Last summer I gave you my heart, but the very next season, you gave it away
Screw that tentative of a pun on the opening line, it’s not even remotely funny. Like this record. One of my favorite bands from the always thriving French depressive but not depressing music scene has put out their 3rd album earlier in the year, but the only thing that made me sad about it is that I only got around to listen to it properly by now. Probably because I’m not really a melancholic person, though: I just seem to enjoy gloomy stuff in order not to be so happy and be able to fit in my circle of urban depressive, The National-worshipper friends.
But this isn’t a post about me; I’m talking about The Missing Season, a duo comprised of songwriters Nicolas Gautier and Marin Pérot who, like me (and this was the last time I mentioned myself in this post), probably spent countless hours of their lives listening to Dakota Suite, Low, Codeine or Red House Painters and getting to know them so well that they managed to craft a sound so close, yet so distinctive from each of those bands, rejecting the whole (unfortunately well spread) idea of cloning. On “Could It Be”, one of the highlights here, Gautier and Pérot teach you how to use a synth with great success in a band whose fanbase probably doesn’t like synthesizers at all and that fact alone is enough for me to praise this album. But by the ending part of the album, “Mystic Candle”, which seems to be some sort of hopeless, farewell song, reveals itself as possibly the best this duo has ever done.

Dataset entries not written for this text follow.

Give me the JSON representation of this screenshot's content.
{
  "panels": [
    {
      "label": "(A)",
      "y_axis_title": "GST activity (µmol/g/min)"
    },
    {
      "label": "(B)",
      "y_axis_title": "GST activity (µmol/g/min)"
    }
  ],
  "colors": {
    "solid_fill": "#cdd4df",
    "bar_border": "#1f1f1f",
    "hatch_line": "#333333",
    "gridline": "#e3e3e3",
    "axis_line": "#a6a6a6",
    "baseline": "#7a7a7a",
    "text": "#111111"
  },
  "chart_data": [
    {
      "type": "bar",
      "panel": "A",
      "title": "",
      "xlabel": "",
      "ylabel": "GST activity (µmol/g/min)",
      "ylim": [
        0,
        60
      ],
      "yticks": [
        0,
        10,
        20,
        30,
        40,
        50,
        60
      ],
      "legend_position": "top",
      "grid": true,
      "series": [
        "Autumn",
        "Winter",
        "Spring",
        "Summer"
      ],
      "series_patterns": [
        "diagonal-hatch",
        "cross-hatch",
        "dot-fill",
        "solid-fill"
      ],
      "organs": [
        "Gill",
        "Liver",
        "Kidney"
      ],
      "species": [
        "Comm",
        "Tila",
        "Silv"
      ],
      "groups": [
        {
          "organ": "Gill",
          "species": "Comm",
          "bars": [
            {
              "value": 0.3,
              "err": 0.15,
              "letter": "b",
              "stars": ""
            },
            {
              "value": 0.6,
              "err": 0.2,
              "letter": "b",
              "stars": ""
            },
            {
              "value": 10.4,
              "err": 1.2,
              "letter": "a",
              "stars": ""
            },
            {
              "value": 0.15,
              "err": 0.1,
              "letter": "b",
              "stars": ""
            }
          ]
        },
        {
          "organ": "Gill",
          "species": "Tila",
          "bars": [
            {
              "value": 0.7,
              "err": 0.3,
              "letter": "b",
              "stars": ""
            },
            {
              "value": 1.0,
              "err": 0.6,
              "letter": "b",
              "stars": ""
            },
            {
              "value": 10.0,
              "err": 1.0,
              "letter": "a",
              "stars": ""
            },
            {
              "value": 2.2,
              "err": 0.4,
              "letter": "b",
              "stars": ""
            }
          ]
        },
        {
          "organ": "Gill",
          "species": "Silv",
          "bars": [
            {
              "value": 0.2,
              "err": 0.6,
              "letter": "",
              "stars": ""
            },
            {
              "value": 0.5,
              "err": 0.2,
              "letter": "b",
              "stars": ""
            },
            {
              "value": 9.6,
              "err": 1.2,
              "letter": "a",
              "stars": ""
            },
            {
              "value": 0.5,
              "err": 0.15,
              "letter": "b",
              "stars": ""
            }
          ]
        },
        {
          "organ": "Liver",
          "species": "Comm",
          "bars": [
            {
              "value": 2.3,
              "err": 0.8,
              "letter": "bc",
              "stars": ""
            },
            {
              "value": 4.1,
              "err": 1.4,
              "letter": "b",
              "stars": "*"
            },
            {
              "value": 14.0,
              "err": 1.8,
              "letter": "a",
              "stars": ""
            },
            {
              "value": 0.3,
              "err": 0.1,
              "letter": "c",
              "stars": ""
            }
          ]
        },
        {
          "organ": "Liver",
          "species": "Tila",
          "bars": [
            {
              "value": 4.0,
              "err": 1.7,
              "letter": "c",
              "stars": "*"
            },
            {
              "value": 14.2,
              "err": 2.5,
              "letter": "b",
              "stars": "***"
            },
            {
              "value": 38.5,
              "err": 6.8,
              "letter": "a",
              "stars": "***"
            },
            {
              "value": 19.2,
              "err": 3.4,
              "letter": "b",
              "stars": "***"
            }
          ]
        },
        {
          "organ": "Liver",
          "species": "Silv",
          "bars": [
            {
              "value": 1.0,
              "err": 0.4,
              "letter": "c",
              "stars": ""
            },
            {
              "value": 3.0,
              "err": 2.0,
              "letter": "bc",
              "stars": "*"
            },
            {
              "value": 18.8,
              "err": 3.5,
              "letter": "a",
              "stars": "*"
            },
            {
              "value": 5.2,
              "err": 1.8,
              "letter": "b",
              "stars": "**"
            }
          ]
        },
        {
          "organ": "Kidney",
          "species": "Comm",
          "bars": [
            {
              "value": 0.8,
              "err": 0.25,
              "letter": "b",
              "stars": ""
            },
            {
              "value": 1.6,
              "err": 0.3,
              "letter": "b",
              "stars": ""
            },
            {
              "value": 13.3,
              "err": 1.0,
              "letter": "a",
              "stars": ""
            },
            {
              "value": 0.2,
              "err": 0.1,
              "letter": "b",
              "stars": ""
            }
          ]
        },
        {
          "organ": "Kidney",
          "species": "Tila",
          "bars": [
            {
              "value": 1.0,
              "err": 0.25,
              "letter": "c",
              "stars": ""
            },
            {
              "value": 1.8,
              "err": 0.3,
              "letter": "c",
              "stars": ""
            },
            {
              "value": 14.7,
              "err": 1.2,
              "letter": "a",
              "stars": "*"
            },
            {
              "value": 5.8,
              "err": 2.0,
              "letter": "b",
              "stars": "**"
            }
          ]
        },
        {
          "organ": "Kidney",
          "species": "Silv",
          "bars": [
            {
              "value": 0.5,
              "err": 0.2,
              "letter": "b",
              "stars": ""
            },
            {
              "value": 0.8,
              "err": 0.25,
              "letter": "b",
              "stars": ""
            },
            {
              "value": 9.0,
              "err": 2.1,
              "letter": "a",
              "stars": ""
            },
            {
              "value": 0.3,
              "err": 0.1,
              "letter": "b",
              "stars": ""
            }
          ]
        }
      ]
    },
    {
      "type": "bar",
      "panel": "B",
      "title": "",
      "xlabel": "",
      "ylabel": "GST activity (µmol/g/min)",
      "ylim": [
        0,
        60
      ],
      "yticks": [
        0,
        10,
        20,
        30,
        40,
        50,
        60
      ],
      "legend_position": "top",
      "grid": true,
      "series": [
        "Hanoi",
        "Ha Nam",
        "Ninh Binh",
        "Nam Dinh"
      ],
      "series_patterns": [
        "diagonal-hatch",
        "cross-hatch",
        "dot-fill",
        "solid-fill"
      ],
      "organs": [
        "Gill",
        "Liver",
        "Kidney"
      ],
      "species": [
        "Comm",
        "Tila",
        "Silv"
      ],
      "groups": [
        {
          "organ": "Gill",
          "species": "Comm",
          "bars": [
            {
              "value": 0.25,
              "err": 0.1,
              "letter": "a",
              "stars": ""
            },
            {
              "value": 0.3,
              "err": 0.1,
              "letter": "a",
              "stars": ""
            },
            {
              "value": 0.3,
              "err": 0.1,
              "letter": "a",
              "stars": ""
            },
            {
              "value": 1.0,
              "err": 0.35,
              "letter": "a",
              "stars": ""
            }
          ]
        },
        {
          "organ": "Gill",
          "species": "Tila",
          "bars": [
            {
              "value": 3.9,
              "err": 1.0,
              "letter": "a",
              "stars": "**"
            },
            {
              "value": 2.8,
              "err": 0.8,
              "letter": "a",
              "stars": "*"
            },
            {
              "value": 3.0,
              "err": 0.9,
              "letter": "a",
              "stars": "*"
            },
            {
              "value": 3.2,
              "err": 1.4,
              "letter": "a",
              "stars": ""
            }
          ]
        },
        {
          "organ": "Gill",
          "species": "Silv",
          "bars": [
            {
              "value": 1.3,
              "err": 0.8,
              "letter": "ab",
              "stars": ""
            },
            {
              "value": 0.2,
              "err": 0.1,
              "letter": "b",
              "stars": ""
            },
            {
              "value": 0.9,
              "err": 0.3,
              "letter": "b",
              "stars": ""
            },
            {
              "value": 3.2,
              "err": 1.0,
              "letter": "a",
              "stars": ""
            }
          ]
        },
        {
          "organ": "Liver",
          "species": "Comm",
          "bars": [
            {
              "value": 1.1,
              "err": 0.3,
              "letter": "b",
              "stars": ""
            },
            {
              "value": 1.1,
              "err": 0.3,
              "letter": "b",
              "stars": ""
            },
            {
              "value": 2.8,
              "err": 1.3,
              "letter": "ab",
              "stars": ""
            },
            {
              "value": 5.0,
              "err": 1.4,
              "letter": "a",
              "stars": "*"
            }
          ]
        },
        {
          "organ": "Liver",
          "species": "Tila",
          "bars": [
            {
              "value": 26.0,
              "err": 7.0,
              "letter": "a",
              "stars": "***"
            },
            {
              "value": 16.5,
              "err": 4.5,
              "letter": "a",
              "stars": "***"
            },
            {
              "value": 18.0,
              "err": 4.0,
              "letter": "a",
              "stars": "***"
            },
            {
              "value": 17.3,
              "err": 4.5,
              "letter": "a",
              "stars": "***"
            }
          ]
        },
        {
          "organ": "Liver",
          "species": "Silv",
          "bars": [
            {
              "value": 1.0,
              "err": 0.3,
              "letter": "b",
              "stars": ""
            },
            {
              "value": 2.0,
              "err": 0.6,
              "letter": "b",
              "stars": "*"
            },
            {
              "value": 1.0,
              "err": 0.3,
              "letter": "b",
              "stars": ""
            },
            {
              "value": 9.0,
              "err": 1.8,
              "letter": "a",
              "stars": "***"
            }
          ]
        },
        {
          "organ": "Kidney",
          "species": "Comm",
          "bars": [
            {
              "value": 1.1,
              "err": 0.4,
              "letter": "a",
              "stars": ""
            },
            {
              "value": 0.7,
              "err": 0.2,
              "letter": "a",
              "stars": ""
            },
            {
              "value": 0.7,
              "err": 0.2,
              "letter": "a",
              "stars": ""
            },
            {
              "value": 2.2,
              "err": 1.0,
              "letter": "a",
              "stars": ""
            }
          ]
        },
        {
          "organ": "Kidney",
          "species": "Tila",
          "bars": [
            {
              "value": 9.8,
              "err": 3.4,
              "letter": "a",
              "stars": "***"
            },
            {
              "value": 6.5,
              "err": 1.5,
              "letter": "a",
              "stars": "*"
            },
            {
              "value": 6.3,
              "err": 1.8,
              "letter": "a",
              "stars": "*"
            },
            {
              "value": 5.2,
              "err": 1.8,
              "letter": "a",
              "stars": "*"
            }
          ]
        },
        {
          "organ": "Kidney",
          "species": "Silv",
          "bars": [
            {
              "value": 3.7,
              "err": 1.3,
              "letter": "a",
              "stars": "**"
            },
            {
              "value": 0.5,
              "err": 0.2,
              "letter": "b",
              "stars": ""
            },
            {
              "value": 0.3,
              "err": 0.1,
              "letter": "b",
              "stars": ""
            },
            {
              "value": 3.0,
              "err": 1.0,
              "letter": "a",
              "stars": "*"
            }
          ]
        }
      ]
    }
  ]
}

Even though the whole of The Last Summer is not consistently as great as those two standout songs, it’s still worth taking a listen and paying a couple of bucks for the digital download (although you can get it for free on their Bandcamp page embedded below). I can’t name five slowcore albums as good as this one being put out in the latest couple of years. But give me five more like this, and it’s 1995 again.